- Born: November 22, 1932
- Died: February 16, 2007 (aged 74) New York City, New York, U.S.
- Education: New York University
- Occupation: Journalist

= Ralph Penza =

American journalist (1932–2007)

Ralph Penza (November 22, 1932 – February 16, 2007) was an American broadcast journalist who appeared for many years on WNBC and WCBS in New York City, serving as anchor of news broadcasts.

He was known for his aggressive reporting style and won multiple awards, including six Emmys.

==Biography==
Penza grew up in Long Island, New York and graduated from Valley Stream Central High School in Valley Stream, New York. He lived most of his adult life in Malverne, immediately adjacent to his boyhood hometown in Valley Stream.

While in high school, Penza served as a copy boy for Walter Winchell.
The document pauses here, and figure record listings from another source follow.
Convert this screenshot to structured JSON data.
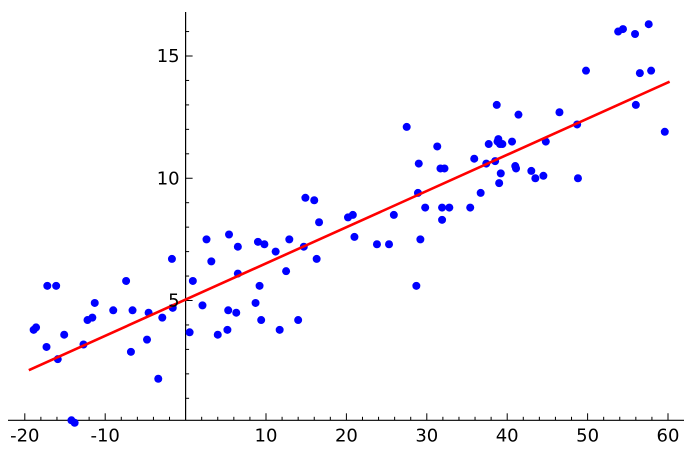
{
  "chart_data": {
    "type": "scatter",
    "title": "",
    "xlabel": "",
    "ylabel": "",
    "xlim": [
      -21,
      62
    ],
    "ylim": [
      0.1,
      16.8
    ],
    "x_ticks": [
      -20,
      -10,
      10,
      20,
      30,
      40,
      50,
      60
    ],
    "x_tick_labels": [
      "-20",
      "-10",
      "10",
      "20",
      "30",
      "40",
      "50",
      "60"
    ],
    "y_ticks": [
      5,
      10,
      15
    ],
    "y_tick_labels": [
      "5",
      "10",
      "15"
    ],
    "grid": false,
    "legend": "none",
    "axes_cross_at": {
      "x": 0,
      "y": 0.1
    },
    "colors": {
      "points": "#0000ff",
      "fit_line": "#ff0000",
      "axes": "#000000"
    },
    "series": [
      {
        "kind": "points",
        "x": [
          -18.9,
          -18.6,
          -17.3,
          -17.2,
          -16.1,
          -15.9,
          -15.1,
          -14.2,
          -13.8,
          -12.7,
          -12.2,
          -11.6,
          -11.3,
          -9,
          -7.4,
          -6.8,
          -6.6,
          -4.8,
          -4.6,
          -3.4,
          -2.9,
          -1.7,
          -1.6,
          0.5,
          0.9,
          2.1,
          2.6,
          3.2,
          4,
          5.2,
          5.3,
          5.4,
          6.3,
          6.5,
          6.5,
          8.7,
          9,
          9.2,
          9.4,
          9.8,
          11.2,
          11.7,
          12.5,
          12.9,
          14,
          14.7,
          14.9,
          16,
          16.3,
          16.6,
          20.2,
          20.8,
          21,
          23.8,
          25.3,
          25.9,
          27.5,
          28.7,
          28.9,
          29,
          29.2,
          29.8,
          31.3,
          31.7,
          31.9,
          31.9,
          32.2,
          32.8,
          35.4,
          35.9,
          36.7,
          37.4,
          37.7,
          38.5,
          38.7,
          38.8,
          38.9,
          39,
          39.1,
          39.2,
          39.4,
          40.6,
          41,
          41.1,
          41.4,
          43,
          43.5,
          44.5,
          44.8,
          46.5,
          48.7,
          48.8,
          49.8,
          53.8,
          54.4,
          55.9,
          56,
          56.5,
          57.6,
          57.9,
          59.6
        ],
        "y": [
          3.8,
          3.9,
          3.1,
          5.6,
          5.6,
          2.6,
          3.6,
          0.1,
          0,
          3.2,
          4.2,
          4.3,
          4.9,
          4.6,
          5.8,
          2.9,
          4.6,
          3.4,
          4.5,
          1.8,
          4.3,
          6.7,
          4.7,
          3.7,
          5.8,
          4.8,
          7.5,
          6.6,
          3.6,
          3.8,
          4.6,
          7.7,
          4.5,
          6.1,
          7.2,
          4.9,
          7.4,
          5.6,
          4.2,
          7.3,
          7,
          3.8,
          6.2,
          7.5,
          4.2,
          7.2,
          9.2,
          9.1,
          6.7,
          8.2,
          8.4,
          8.5,
          7.6,
          7.3,
          7.3,
          8.5,
          12.1,
          5.6,
          9.4,
          10.6,
          7.5,
          8.8,
          11.3,
          10.4,
          8.8,
          8.3,
          10.4,
          8.8,
          8.8,
          10.8,
          9.4,
          10.6,
          11.4,
          10.7,
          13,
          11.5,
          11.6,
          9.8,
          11.4,
          10.2,
          11.4,
          11.5,
          10.5,
          10.4,
          12.6,
          10.3,
          10,
          10.1,
          11.5,
          12.7,
          12.2,
          10,
          14.4,
          16,
          16.1,
          15.9,
          13,
          14.3,
          16.3,
          14.4,
          11.9
        ]
      },
      {
        "kind": "fit_line",
        "x": [
          -19.5,
          60.2
        ],
        "y": [
          2.15,
          13.95
        ]
      }
    ]
  }
}
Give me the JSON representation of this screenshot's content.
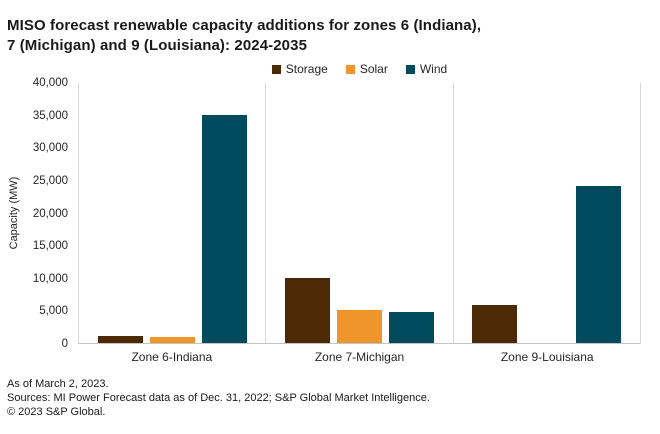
{
  "title": {
    "line1": "MISO forecast renewable capacity additions for zones 6 (Indiana),",
    "line2": "7 (Michigan) and 9 (Louisiana): 2024-2035"
  },
  "chart_data": {
    "type": "bar",
    "title": "MISO forecast renewable capacity additions for zones 6 (Indiana), 7 (Michigan) and 9 (Louisiana): 2024-2035",
    "categories": [
      "Zone 6-Indiana",
      "Zone 7-Michigan",
      "Zone 9-Louisiana"
    ],
    "series": [
      {
        "name": "Storage",
        "color": "#4d2a05",
        "values": [
          1100,
          10000,
          5800
        ]
      },
      {
        "name": "Solar",
        "color": "#f0952a",
        "values": [
          900,
          5100,
          0
        ]
      },
      {
        "name": "Wind",
        "color": "#004a5e",
        "values": [
          35000,
          4800,
          24000
        ]
      }
    ],
    "xlabel": "",
    "ylabel": "Capacity (MW)",
    "ylim": [
      0,
      40000
    ],
    "ytick_step": 5000,
    "ytick_labels": [
      "0",
      "5,000",
      "10,000",
      "15,000",
      "20,000",
      "25,000",
      "30,000",
      "35,000",
      "40,000"
    ],
    "grid": false,
    "legend_position": "top-center"
  },
  "footer": {
    "line1": "As of March 2, 2023.",
    "line2": "Sources: MI Power Forecast data as of Dec. 31, 2022; S&P Global Market Intelligence.",
    "line3": "© 2023 S&P Global."
  }
}
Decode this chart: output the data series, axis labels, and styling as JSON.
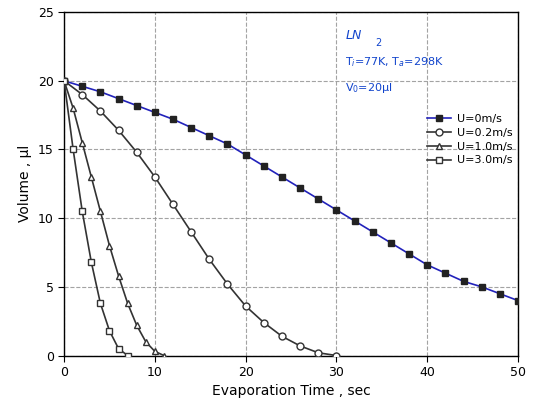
{
  "xlabel": "Evaporation Time , sec",
  "ylabel": "Volume , μl",
  "xlim": [
    0,
    50
  ],
  "ylim": [
    0,
    25
  ],
  "xticks": [
    0,
    10,
    20,
    30,
    40,
    50
  ],
  "yticks": [
    0,
    5,
    10,
    15,
    20,
    25
  ],
  "series": [
    {
      "label": "U=0m/s",
      "line_color": "#2222bb",
      "marker": "s",
      "markerfacecolor": "#222222",
      "markeredgecolor": "#222222",
      "x": [
        0,
        2,
        4,
        6,
        8,
        10,
        12,
        14,
        16,
        18,
        20,
        22,
        24,
        26,
        28,
        30,
        32,
        34,
        36,
        38,
        40,
        42,
        44,
        46,
        48,
        50
      ],
      "y": [
        20,
        19.6,
        19.2,
        18.7,
        18.2,
        17.7,
        17.2,
        16.6,
        16.0,
        15.4,
        14.6,
        13.8,
        13.0,
        12.2,
        11.4,
        10.6,
        9.8,
        9.0,
        8.2,
        7.4,
        6.6,
        6.0,
        5.4,
        5.0,
        4.5,
        4.0
      ]
    },
    {
      "label": "U=0.2m/s",
      "line_color": "#333333",
      "marker": "o",
      "markerfacecolor": "white",
      "markeredgecolor": "#333333",
      "x": [
        0,
        2,
        4,
        6,
        8,
        10,
        12,
        14,
        16,
        18,
        20,
        22,
        24,
        26,
        28,
        30
      ],
      "y": [
        20,
        19.0,
        17.8,
        16.4,
        14.8,
        13.0,
        11.0,
        9.0,
        7.0,
        5.2,
        3.6,
        2.4,
        1.4,
        0.7,
        0.2,
        0.0
      ]
    },
    {
      "label": "U=1.0m/s",
      "line_color": "#333333",
      "marker": "^",
      "markerfacecolor": "white",
      "markeredgecolor": "#333333",
      "x": [
        0,
        1,
        2,
        3,
        4,
        5,
        6,
        7,
        8,
        9,
        10,
        11
      ],
      "y": [
        20,
        18.0,
        15.5,
        13.0,
        10.5,
        8.0,
        5.8,
        3.8,
        2.2,
        1.0,
        0.3,
        0.0
      ]
    },
    {
      "label": "U=3.0m/s",
      "line_color": "#333333",
      "marker": "s",
      "markerfacecolor": "white",
      "markeredgecolor": "#333333",
      "x": [
        0,
        1,
        2,
        3,
        4,
        5,
        6,
        7
      ],
      "y": [
        20,
        15.0,
        10.5,
        6.8,
        3.8,
        1.8,
        0.5,
        0.0
      ]
    }
  ],
  "ann_color": "#1144cc",
  "grid_color": "#999999",
  "background_color": "#ffffff",
  "fig_width": 5.34,
  "fig_height": 4.04,
  "dpi": 100
}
Penza graduated from New York University, where he was a member of Alpha Phi Delta, with a bachelor's degree in radio and television. Penza reported in Coatesville, Pennsylvania and Waterloo, Iowa. Prior to joining WNBC, Penza worked as the news director at WSAV-TV in Savannah, Georgia, as an anchor and reporter at WDVM in Washington, D.C., as an anchor at WCAU in Philadelphia, as a producer, reporter and anchor at WCBS, and as a producer at WABC.

Penza first joined WNBC in 1980, left the station in 1995 and rejoined it in October 1997. Among his many honors were six Emmy Awards and two New York Press Club Gold Typewriter awards.

In February 1998, while covering Pope John Paul II's trip to Cuba, Penza located Joanne Chesimard, who was convicted of killing New Jersey state trooper Werner Foerster twenty-four years earlier. She was sentenced to life in prison but escaped in 1979 and fled to Cuba for political asylum. She spoke to Penza in an interview, during which she maintained her innocence and recounted the night of the shooting.

Penza's coverage of the Pope's visit to the Holy Land earned him an Emmy Award in 2000.

==Personal life and death==
Penza died from an undisclosed illness at the age of seventy-four in 2007. He was survived by his wife Lucille and two children.